Geminin batmazlığını sağlamak açısından, ana zırh kuşağını gövdeden kıç direğine ve biraz daha ince olan üst zırh kemerine sahip olan Tsesarevich zırhlısının korunması optimal görünüyordu. gövdenin tüm uzunluğu.
Ne Rhinaun, ne Kaiser Frederick III, ne de ne yazık ki Peresvet böyle mükemmel bir korumaya sahip değildi.
Ancak, Rus-Japon savaşının en yıkıcı silahının hiçbir şekilde zırh delici değil, yüksek patlayıcı mermiler olduğu akılda tutulmalıdır - zırh delici olmadan, yine de düşman ateş kontrol sistemlerini ve topçuları başarıyla nakavt ettiler. Japonlar tarafından Tsushima savaşında iyi gösterilmiştir. Savaş gemisini, tüm uzunluğu boyunca zırhla korunan bu tür mermilerle boğmak zordu, ancak gemiyi yeterince hızlı bir şekilde kullanılamaz bir duruma getirdiler. Aynı zamanda, zırh delici mermilerin en iyi yoldan uzak olduğu kanıtlandı - elbette zırhı deldiler, ancak hepsini değil ve her zaman değil. Belki de bu savaşta Rus kabuğuna "teslim edilen" en kalın zırh plakası 178 mm kalınlığa sahipti (kabuk bir bütün olarak geminin içinden geçmedi). Öte yandan, Japonlar, Pobeda zırhlısının 229 mm zırhlı kuşağında bir fişin sökülmesi vakası olmasına rağmen, 75 mm ve daha fazla kalınlıkta onaylanmış bir zırh nüfuzuna sahip değiller.

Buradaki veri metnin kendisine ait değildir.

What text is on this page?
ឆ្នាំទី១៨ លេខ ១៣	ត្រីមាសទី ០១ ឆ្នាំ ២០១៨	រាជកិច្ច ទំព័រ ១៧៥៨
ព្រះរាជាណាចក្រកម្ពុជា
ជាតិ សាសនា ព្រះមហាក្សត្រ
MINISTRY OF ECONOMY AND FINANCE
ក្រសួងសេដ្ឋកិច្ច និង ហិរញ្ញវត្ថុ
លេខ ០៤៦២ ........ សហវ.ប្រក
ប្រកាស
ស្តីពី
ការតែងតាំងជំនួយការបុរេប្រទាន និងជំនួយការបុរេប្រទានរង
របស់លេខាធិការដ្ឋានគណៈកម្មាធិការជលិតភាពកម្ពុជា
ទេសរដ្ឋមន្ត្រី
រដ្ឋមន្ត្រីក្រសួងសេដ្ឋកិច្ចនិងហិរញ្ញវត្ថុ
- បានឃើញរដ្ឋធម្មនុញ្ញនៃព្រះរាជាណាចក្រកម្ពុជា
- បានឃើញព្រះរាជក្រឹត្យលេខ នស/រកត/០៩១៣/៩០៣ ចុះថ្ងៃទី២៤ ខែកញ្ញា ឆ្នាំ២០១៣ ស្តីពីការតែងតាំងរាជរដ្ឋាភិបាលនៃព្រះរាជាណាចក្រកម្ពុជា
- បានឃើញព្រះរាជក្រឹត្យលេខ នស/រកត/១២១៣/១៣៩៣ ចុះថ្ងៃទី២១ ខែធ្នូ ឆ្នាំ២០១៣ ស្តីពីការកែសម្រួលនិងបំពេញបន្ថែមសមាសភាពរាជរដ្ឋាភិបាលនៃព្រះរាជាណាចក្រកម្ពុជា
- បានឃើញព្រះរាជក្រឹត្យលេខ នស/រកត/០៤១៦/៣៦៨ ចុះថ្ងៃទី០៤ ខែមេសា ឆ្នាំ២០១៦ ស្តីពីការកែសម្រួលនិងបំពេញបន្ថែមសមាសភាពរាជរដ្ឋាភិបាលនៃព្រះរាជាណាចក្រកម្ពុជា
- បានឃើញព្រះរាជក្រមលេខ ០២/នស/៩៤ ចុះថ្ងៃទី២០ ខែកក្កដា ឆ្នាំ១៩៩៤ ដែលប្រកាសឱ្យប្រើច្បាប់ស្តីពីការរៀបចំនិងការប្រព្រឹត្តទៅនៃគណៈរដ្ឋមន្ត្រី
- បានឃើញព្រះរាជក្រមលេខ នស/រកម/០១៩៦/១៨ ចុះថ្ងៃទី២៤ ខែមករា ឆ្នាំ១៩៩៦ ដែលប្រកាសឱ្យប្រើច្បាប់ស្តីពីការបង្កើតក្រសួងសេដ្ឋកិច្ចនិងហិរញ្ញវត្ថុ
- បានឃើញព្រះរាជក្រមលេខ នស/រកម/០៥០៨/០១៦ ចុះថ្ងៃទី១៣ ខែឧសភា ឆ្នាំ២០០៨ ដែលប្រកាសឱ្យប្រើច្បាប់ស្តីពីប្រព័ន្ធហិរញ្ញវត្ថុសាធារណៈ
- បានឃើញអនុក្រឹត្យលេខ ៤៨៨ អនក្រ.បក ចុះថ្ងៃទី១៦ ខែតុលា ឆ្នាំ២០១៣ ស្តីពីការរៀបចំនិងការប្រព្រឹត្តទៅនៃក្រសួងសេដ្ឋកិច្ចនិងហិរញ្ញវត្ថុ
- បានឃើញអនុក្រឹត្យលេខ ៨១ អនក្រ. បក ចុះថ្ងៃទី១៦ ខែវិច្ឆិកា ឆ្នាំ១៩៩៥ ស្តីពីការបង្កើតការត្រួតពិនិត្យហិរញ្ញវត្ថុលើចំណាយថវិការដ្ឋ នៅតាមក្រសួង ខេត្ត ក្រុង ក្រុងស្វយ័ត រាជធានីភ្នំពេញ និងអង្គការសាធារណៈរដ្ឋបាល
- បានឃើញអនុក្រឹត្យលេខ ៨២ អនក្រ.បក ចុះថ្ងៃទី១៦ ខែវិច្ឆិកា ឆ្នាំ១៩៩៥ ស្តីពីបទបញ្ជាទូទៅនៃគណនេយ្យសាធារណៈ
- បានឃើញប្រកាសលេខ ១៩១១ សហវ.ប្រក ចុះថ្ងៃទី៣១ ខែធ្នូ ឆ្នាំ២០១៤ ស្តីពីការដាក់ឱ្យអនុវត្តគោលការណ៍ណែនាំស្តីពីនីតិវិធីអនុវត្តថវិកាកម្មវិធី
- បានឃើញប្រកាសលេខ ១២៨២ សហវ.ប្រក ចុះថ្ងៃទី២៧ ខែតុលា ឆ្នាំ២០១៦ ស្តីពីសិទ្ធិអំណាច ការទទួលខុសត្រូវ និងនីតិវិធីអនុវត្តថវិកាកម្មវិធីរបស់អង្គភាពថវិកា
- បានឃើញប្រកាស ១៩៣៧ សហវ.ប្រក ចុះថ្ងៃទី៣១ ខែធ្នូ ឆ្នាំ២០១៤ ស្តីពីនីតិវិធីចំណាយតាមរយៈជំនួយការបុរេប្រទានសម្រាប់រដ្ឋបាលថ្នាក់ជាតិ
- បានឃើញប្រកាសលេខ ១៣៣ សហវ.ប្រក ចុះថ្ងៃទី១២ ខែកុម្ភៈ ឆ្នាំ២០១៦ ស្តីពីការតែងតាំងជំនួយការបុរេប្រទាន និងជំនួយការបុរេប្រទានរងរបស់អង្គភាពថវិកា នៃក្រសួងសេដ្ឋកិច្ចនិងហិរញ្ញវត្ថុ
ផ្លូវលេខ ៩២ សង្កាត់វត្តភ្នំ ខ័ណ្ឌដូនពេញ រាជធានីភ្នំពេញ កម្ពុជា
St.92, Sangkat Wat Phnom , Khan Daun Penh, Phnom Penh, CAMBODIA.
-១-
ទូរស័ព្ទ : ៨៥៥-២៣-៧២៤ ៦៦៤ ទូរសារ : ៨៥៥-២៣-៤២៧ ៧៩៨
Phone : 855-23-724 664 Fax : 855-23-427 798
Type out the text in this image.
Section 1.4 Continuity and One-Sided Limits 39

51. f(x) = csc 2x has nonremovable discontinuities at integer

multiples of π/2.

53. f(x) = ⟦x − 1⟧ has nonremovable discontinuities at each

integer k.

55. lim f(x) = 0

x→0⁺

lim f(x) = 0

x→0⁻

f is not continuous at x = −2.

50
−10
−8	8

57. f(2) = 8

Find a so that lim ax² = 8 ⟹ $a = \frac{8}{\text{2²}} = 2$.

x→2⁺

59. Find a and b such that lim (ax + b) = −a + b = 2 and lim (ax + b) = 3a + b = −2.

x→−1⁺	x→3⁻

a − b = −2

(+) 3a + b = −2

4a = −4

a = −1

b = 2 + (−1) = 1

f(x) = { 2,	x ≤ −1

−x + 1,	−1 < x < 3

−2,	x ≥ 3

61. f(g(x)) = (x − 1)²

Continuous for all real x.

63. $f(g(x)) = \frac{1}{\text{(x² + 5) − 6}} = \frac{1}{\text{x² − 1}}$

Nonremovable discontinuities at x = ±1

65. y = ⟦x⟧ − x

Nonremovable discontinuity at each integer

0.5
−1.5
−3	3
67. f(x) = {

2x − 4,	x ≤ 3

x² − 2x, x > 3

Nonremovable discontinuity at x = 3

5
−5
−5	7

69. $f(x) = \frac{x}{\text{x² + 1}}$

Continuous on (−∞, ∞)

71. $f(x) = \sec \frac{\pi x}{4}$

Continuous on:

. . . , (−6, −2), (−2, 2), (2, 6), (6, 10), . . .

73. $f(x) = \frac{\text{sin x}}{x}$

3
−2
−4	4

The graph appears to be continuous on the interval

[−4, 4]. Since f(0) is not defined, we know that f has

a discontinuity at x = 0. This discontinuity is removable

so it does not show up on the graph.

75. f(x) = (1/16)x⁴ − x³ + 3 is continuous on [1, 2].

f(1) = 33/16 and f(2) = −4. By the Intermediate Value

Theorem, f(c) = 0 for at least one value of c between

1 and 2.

Bu nedenle, üç gemi de: "Kaiser Friedrich III", "Rhinaun" ve "Peresvet", yüksek patlayıcı mermilerin etkilerine karşı çok savunmasızdı, ancak "Peresvet" uzun ana zırh kuşağı ve bir saniyenin varlığı (daha kısa olsa da)) üstteki, geri kalanı hala tercih edilebilir görünüyordu. Aynı zamanda, çok güçlü bir yüksek patlayıcı mermi ile en güçlü ana kalibreli topçuya sahipti.
Böylece, amirallerin ve tasarımcıların, savaş gücü belirlenen görevleri tam olarak karşılayan gemiler tasarlayabildikleri söylenebilir - 2. sınıf İngiliz zırhlılarından veya Alman filo zırhlılarından daha düşük değildiler ve hatta belki de, onlara göre bazı üstünlükleri vardı.